It shouldn't matter if the existence of God can be proven or not. It is all based on faith.

Asked by: liltankjj
  • Faith is the overlooked stipulation here.

    How can someone prove something they believe in due to personal evidence? There is no way I can expect someone to relate to every experience I've had. So how can I possibly expect to prove something based off of that same experience? God’s existence is based on someone’s personal relationship and those that share similar relationships.

  • Its the strength of believe

    The GOD is the power we get from the beilef. It is the peace of mind we get when we have no hope but still can think there is still one hope and that is GOD. It doesn't matter if we can prove existance of GOD or not, until someone is not shattering your faith.

  • Pascal's Wager is an argument for the benefits of believing in the existence of God.

    The argument that it is in one's own best interest to behave as if God exists, since the possibility of eternal punishment in hell outweighs any advantage in believing otherwise. Pascal's Wager is an argument in apologetic philosophy devised by the seventeenth-century French philosopher, mathematician and physicist Blaise Pascal (1623–62). It posits that humans all bet with their lives either that God exists or that he does not. Based on the assumption that the stakes are infinite if God exists and that there is at least a small probability that God in fact exists, Pascal argues that a rational person should live as though God exists and seek to believe in God. If God does not actually exist, such a person will have only a finite loss (some pleasures, luxury, etc.), whereas they stand to receive infinite gains (as represented by eternity in Heaven) and avoid infinite losses (eternity in Hell).

    Pascal's Wager was based on the idea of the Christian God, though similar arguments have occurred in other religious traditions. The original wager was set out in section 233 of Pascal's posthumously published Pensées ("Thoughts"). These previously unpublished notes were assembled to form an incomplete treatise on Christian apologetics.

    Historically, Pascal's Wager was groundbreaking because it charted new territory in probability theory, marked the first formal use of decision theory, and anticipated future philosophies such as existentialism, pragmatism and voluntarism.

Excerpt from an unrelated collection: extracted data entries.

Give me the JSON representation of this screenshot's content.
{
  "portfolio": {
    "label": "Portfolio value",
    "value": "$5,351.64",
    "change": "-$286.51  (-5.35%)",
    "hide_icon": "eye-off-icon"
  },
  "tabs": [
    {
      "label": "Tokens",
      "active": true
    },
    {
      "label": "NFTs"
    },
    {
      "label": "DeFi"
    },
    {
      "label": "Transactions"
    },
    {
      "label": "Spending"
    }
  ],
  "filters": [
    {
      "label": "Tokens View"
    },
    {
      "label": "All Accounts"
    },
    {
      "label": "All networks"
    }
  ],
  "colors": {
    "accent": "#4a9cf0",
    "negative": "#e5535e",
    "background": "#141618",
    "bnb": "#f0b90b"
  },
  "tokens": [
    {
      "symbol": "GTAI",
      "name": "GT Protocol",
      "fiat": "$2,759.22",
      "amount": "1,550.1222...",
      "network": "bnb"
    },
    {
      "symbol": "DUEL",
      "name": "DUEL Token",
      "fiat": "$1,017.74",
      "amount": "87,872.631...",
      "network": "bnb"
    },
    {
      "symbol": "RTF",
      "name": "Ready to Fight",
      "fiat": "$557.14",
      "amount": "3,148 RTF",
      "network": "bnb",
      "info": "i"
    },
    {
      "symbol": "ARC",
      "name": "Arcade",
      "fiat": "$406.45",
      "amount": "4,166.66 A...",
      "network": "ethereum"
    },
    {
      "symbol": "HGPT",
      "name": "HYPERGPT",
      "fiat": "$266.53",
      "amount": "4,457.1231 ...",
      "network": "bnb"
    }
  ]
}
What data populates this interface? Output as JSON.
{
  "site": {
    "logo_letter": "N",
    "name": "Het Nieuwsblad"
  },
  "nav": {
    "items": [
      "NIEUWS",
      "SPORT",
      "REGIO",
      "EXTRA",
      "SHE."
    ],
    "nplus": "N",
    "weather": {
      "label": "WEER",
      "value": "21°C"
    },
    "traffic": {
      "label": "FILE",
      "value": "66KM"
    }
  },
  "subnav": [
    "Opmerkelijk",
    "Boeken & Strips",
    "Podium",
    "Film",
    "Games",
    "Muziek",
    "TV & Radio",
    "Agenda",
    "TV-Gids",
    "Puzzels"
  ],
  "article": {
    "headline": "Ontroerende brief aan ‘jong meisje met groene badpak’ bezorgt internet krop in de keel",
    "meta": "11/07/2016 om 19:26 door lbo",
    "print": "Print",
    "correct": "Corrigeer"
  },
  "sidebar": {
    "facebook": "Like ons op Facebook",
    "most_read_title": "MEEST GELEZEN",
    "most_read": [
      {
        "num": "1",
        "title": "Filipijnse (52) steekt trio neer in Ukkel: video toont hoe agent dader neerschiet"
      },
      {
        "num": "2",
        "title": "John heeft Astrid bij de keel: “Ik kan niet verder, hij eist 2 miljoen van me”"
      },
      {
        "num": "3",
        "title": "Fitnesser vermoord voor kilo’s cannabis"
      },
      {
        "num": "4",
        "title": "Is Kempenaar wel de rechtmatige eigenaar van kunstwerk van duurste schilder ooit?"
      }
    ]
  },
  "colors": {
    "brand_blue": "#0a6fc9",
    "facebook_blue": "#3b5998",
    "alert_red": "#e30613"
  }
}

    The Wager uses the following logic (excerpts from Pensées, part III, §233):
    1.God is, or God is not. Reason cannot decide between the two alternatives.
    2.A Game is being played... Where heads or tails will turn up.
    3.You must wager (it is not optional).
    4.Let us weigh the gain and the loss in wagering that God is. Let us estimate these two chances. If you gain, you gain all; if you lose, you lose nothing.
    5.Wager, then, without hesitation that He is. (...) There is here an infinity of an infinitely happy life to gain, a chance of gain against a finite number of chances of loss, and what you stake is finite. And so our proposition is of infinite force, when there is the finite to stake in a game where there are equal risks of gain and of loss, and the infinite to gain.
    6.But some cannot believe. They should then 'at least learn your inability to believe...' and 'Endeavour then to convince' themselves.

    Pascal asks the reader to analyze mankind's position, where our actions can be enormously consequential but our understanding of those consequences is flawed. While we can discern a great deal through reason, we are ultimately forced to gamble. Pascal cites a number of distinct areas of uncertainty in human life.

  • Proof of God.

    #. What is the proof of God? Direct perception, Pratyaksha. The proof of this wall is that I perceive it. God has been perceived by all who want to perceive Him. But this perception is no sense perception at all; it is supersensuous, superconscious.

    #. We have to sense God to be convinced that there is a God. We must sense the facts of religion to know that they are facts. Nothing else, and no amount of reasoning, but our own perceptions can make these things real to us, can make my belief firm as a rock.

    #. Truth has such a face that anyone who sees that face becomes convinced. The sun does not require any torch to show it; the sun is self-effulgent. If truth requires evidence, what will evidence that evidence?

    #. The Hindu does not want to live upon words and theories. If there are existences beyond the ordinary sensuous existence, he wants to come face to face with them. If there is a soul in him which is not matter, if there is an all-merciful universal soul, he will go to Him direct. He must see Him, and that alone can destroy all doubts. So the best proof a Hindu sage gives about the soul, about God is--- "I have seen the soul; I have seen God."

  • This is a Modern Perception.

    At least biblically speaking, faith is best translated into, "TRUST IN GOD", not anti-intellectually nonsense about denying evidence because of what you would like to believe is true. This idea of faith being blind results largely from Kierkegaard, but there is very good evidence for God's existence, even if proving may not quite be within grasp. We are not confined to personal accounts and anecdotes.